時計

514 名前:あなたのうしろに名無しさんが・・・ :2001/05/28(月) 05:37
 以前彼女の買い物に付き合ったときの事です。何軒かのショップを冷やかした後
少し休もうと喫茶店を探していると、時計屋のショーウィンドウに
飾ってある時計が目に付いたのです。
 なかなか良いデザインで、彼女も気に入ったみたいでした。
値段もさほど高くない。
私は少し早めのバースディプレゼントとしてそれを買ってあげることにしました。
店を出ようとしたとき、ベレー帽をかぶった猫背の40代のおばさんが
ずかずかと入ってきました。
 あそこに飾ってあった時計はどうした あれは私が買うはずだったんだ。
と金切り声で店員に言いました。私の彼女は反射的にさっき買った時計を
隠しました。店員は2,3日ほど前にあなたくらいの女性が買っていったといいましたが、
お金は持ってきたんだと 小銭入れのような小さな財布を見せていました。 

そのおばさんはあきらめて 時計を買った者へ対する呪詛の言葉を
吐きながら、出て行きました。
店員に聞くとベレー帽のおばさんが言っていたのは、私の買った時計で
今まで何回も 次はお金を持ってくるからといってはその繰り返しだったそうです.
 私達はファーストフード店で休んだあと映画を見て夕食を食べに行こうと
歩いていた時 自動販売機に硬貨を入れているベレー帽のおばさんを見つけました。
 こちらに気付いた様子もないのですが私達は足早に その場を去りました。
夕食を済ませ、彼女を駅まで見送りに行きました。 駅構内の本屋にあのベレー帽の
おばさんがいるのが見えました。
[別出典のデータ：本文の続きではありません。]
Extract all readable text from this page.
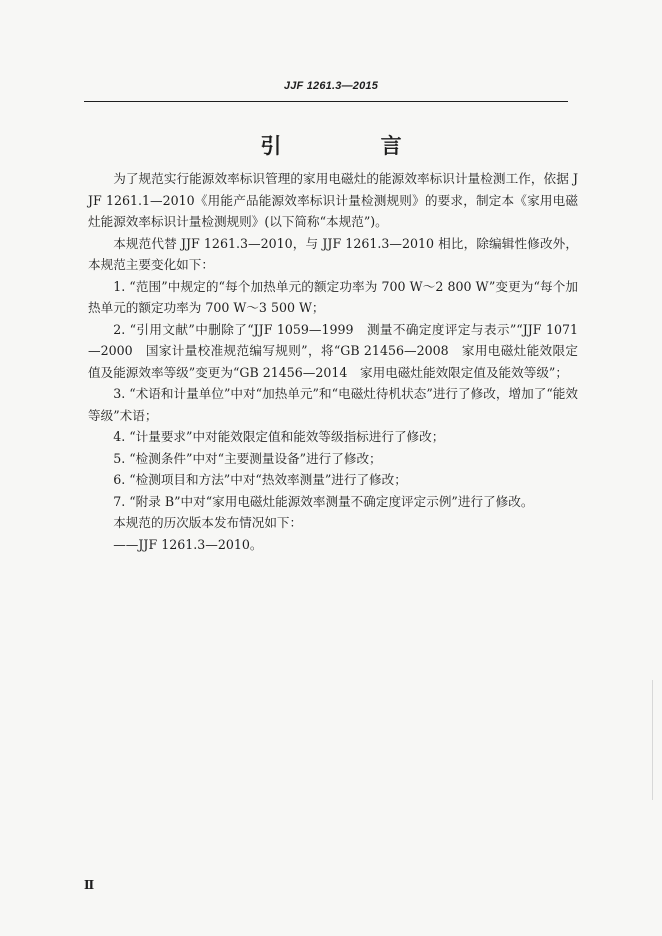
JJF 1261.3—2015
引 言

为了规范实行能源效率标识管理的家用电磁灶的能源效率标识计量检测工作，依据 JJF 1261.1—2010《用能产品能源效率标识计量检测规则》的要求，制定本《家用电磁灶能源效率标识计量检测规则》(以下简称“本规范”)。

本规范代替 JJF 1261.3—2010，与 JJF 1261.3—2010 相比，除编辑性修改外，本规范主要变化如下：

1. “范围”中规定的“每个加热单元的额定功率为 700 W～2 800 W”变更为“每个加热单元的额定功率为 700 W～3 500 W；

2. “引用文献”中删除了“JJF 1059—1999　测量不确定度评定与表示”“JJF 1071—2000　国家计量校准规范编写规则”，将“GB 21456—2008　家用电磁灶能效限定值及能源效率等级”变更为“GB 21456—2014　家用电磁灶能效限定值及能效等级”；

3. “术语和计量单位”中对“加热单元”和“电磁灶待机状态”进行了修改，增加了“能效等级”术语；

4. “计量要求”中对能效限定值和能效等级指标进行了修改；

5. “检测条件”中对“主要测量设备”进行了修改；

6. “检测项目和方法”中对“热效率测量”进行了修改；

7. “附录 B”中对“家用电磁灶能源效率测量不确定度评定示例”进行了修改。

本规范的历次版本发布情况如下：

——JJF 1261.3—2010。

Ⅱ
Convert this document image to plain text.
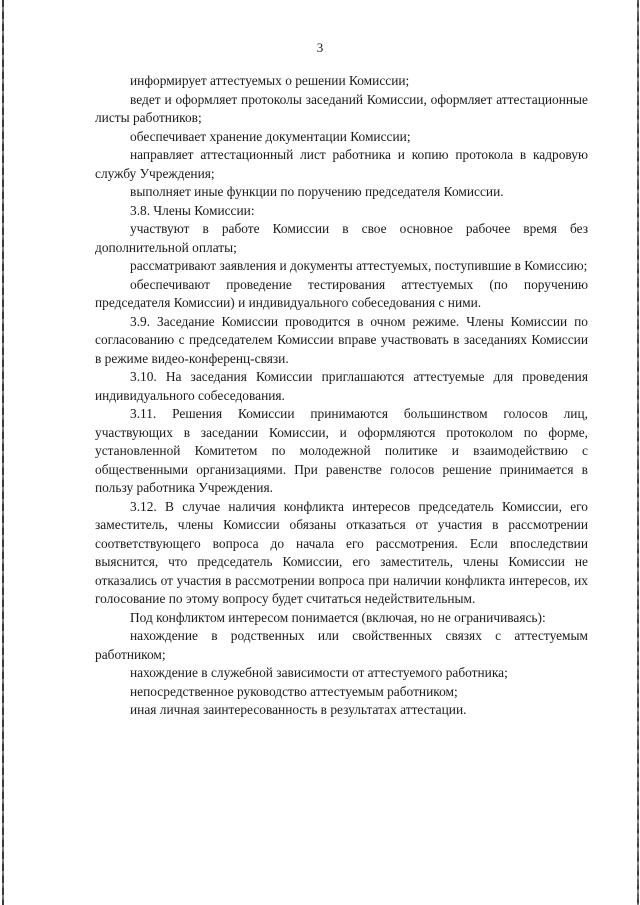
3

информирует аттестуемых о решении Комиссии;

ведет и оформляет протоколы заседаний Комиссии, оформляет аттестационные листы работников;

обеспечивает хранение документации Комиссии;

направляет аттестационный лист работника и копию протокола в кадровую службу Учреждения;

выполняет иные функции по поручению председателя Комиссии.

3.8. Члены Комиссии:

участвуют в работе Комиссии в свое основное рабочее время без дополнительной оплаты;

рассматривают заявления и документы аттестуемых, поступившие в Комиссию;

обеспечивают проведение тестирования аттестуемых (по поручению председателя Комиссии) и индивидуального собеседования с ними.

3.9. Заседание Комиссии проводится в очном режиме. Члены Комиссии по согласованию с председателем Комиссии вправе участвовать в заседаниях Комиссии в режиме видео-конференц-связи.

3.10. На заседания Комиссии приглашаются аттестуемые для проведения индивидуального собеседования.

3.11. Решения Комиссии принимаются большинством голосов лиц, участвующих в заседании Комиссии, и оформляются протоколом по форме, установленной Комитетом по молодежной политике и взаимодействию с общественными организациями. При равенстве голосов решение принимается в пользу работника Учреждения.

3.12. В случае наличия конфликта интересов председатель Комиссии, его заместитель, члены Комиссии обязаны отказаться от участия в рассмотрении соответствующего вопроса до начала его рассмотрения. Если впоследствии выяснится, что председатель Комиссии, его заместитель, члены Комиссии не отказались от участия в рассмотрении вопроса при наличии конфликта интересов, их голосование по этому вопросу будет считаться недействительным.

Под конфликтом интересом понимается (включая, но не ограничиваясь):

нахождение в родственных или свойственных связях с аттестуемым работником;

нахождение в служебной зависимости от аттестуемого работника;

непосредственное руководство аттестуемым работником;

иная личная заинтересованность в результатах аттестации.
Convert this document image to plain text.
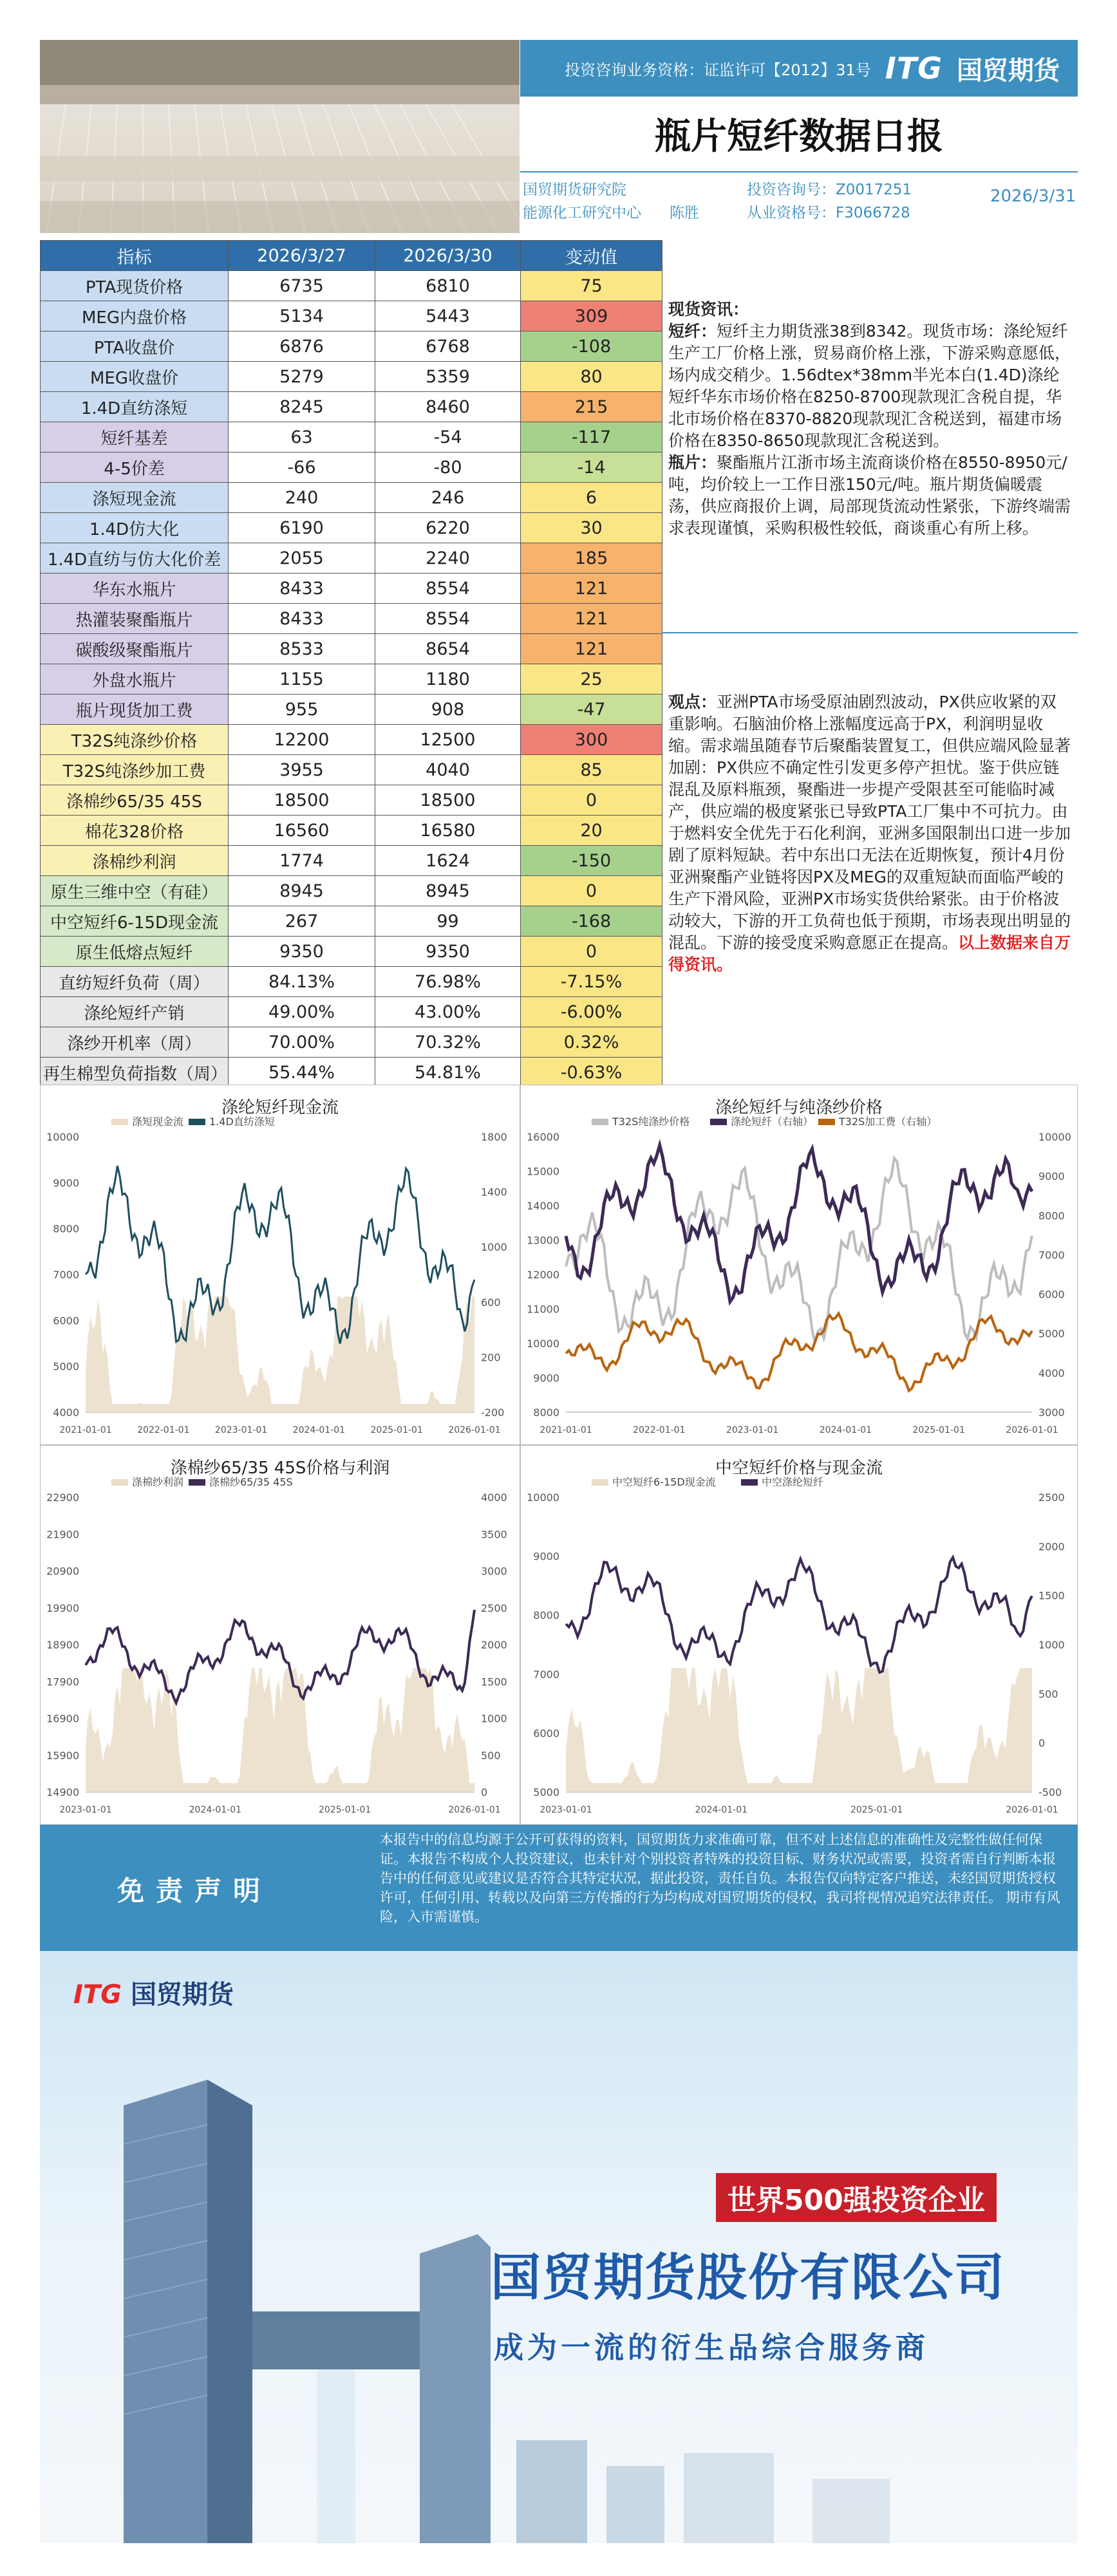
投资咨询业务资格：证监许可【2012】31号 ITG 国贸期货
瓶片短纤数据日报
国贸期货研究院
能源化工研究中心 陈胜
投资咨询号：Z0017251
从业资格号：F3066728
2026/3/31
指标	2026/3/27	2026/3/30	变动值
PTA现货价格	6735	6810	75
MEG内盘价格	5134	5443	309
PTA收盘价	6876	6768	-108
MEG收盘价	5279	5359	80
1.4D直纺涤短	8245	8460	215
短纤基差	63	-54	-117
4-5价差	-66	-80	-14
涤短现金流	240	246	6
1.4D仿大化	6190	6220	30
1.4D直纺与仿大化价差	2055	2240	185
华东水瓶片	8433	8554	121
热灌装聚酯瓶片	8433	8554	121
碳酸级聚酯瓶片	8533	8654	121
外盘水瓶片	1155	1180	25
瓶片现货加工费	955	908	-47
T32S纯涤纱价格	12200	12500	300
T32S纯涤纱加工费	3955	4040	85
涤棉纱65/35 45S	18500	18500	0
棉花328价格	16560	16580	20
涤棉纱利润	1774	1624	-150
原生三维中空（有硅）	8945	8945	0
中空短纤6-15D现金流	267	99	-168
原生低熔点短纤	9350	9350	0
直纺短纤负荷（周）	84.13%	76.98%	-7.15%
涤纶短纤产销	49.00%	43.00%	-6.00%
涤纱开机率（周）	70.00%	70.32%	0.32%
再生棉型负荷指数（周）	55.44%	54.81%	-0.63%
现货资讯：
短纤：短纤主力期货涨38到8342。现货市场：涤纶短纤生产工厂价格上涨，贸易商价格上涨，下游采购意愿低，场内成交稍少。1.56dtex*38mm半光本白(1.4D)涤纶短纤华东市场价格在8250-8700现款现汇含税自提，华北市场价格在8370-8820现款现汇含税送到，福建市场价格在8350-8650现款现汇含税送到。
瓶片：聚酯瓶片江浙市场主流商谈价格在8550-8950元/吨，均价较上一工作日涨150元/吨。瓶片期货偏暖震荡，供应商报价上调，局部现货流动性紧张，下游终端需求表现谨慎，采购积极性较低，商谈重心有所上移。
观点：亚洲PTA市场受原油剧烈波动，PX供应收紧的双重影响。石脑油价格上涨幅度远高于PX，利润明显收缩。需求端虽随春节后聚酯装置复工，但供应端风险显著加剧：PX供应不确定性引发更多停产担忧。鉴于供应链混乱及原料瓶颈，聚酯进一步提产受限甚至可能临时减产，供应端的极度紧张已导致PTA工厂集中不可抗力。由于燃料安全优先于石化利润，亚洲多国限制出口进一步加剧了原料短缺。若中东出口无法在近期恢复，预计4月份亚洲聚酯产业链将因PX及MEG的双重短缺而面临严峻的生产下滑风险，亚洲PX市场实货供给紧张。由于价格波动较大，下游的开工负荷也低于预期，市场表现出明显的混乱。下游的接受度采购意愿正在提高。以上数据来自万得资讯。
涤纶短纤现金流
涤短现金流 1.4D直纺涤短
10000
9000
8000
7000
6000
5000
4000
1800
1400
1000
600
200
-200
2021-01-01	2022-01-01	2023-01-01	2024-01-01	2025-01-01	2026-01-01
涤纶短纤与纯涤纱价格
T32S纯涤纱价格	涤纶短纤（右轴） T32S加工费（右轴）
16000
15000
14000
13000
12000
11000
10000
9000
8000
10000
9000
8000
7000
6000
5000
4000
3000
2021-01-01	2022-01-01	2023-01-01	2024-01-01	2025-01-01	2026-01-01
涤棉纱65/35 45S价格与利润
涤棉纱利润 涤棉纱65/35 45S
22900
21900
20900
19900
18900
17900
16900
15900
14900
4000
3500
3000
2500
2000
1500
1000
500
0
2023-01-01	2024-01-01	2025-01-01	2026-01-01
中空短纤价格与现金流
中空短纤6-15D现金流	中空涤纶短纤
10000
9000
8000
7000
6000
5000
2500
2000
1500
1000
500
0
-500
2023-01-01	2024-01-01	2025-01-01	2026-01-01
免责声明
本报告中的信息均源于公开可获得的资料，国贸期货力求准确可靠，但不对上述信息的准确性及完整性做任何保证。本报告不构成个人投资建议，也未针对个别投资者特殊的投资目标、财务状况或需要，投资者需自行判断本报告中的任何意见或建议是否符合其特定状况，据此投资，责任自负。本报告仅向特定客户推送，未经国贸期货授权许可，任何引用、转载以及向第三方传播的行为均构成对国贸期货的侵权，我司将视情况追究法律责任。 期市有风险，入市需谨慎。
ITG 国贸期货
世界500强投资企业
国贸期货股份有限公司
成为一流的衍生品综合服务商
地図のコーナーをじっと見つめています。
 彼女が恐がったので家まで送る事にしました。
小雨が降ってきたので傘を買って二人で住宅街を歩いていると、後でクラクションが
なりました。振りかえるとベレー帽のおばさんが横断歩道を小走りに渡って
行くのが見えました.。
 次の日 その時計を質屋に入れました。
 買った1割にしかなりませんでした。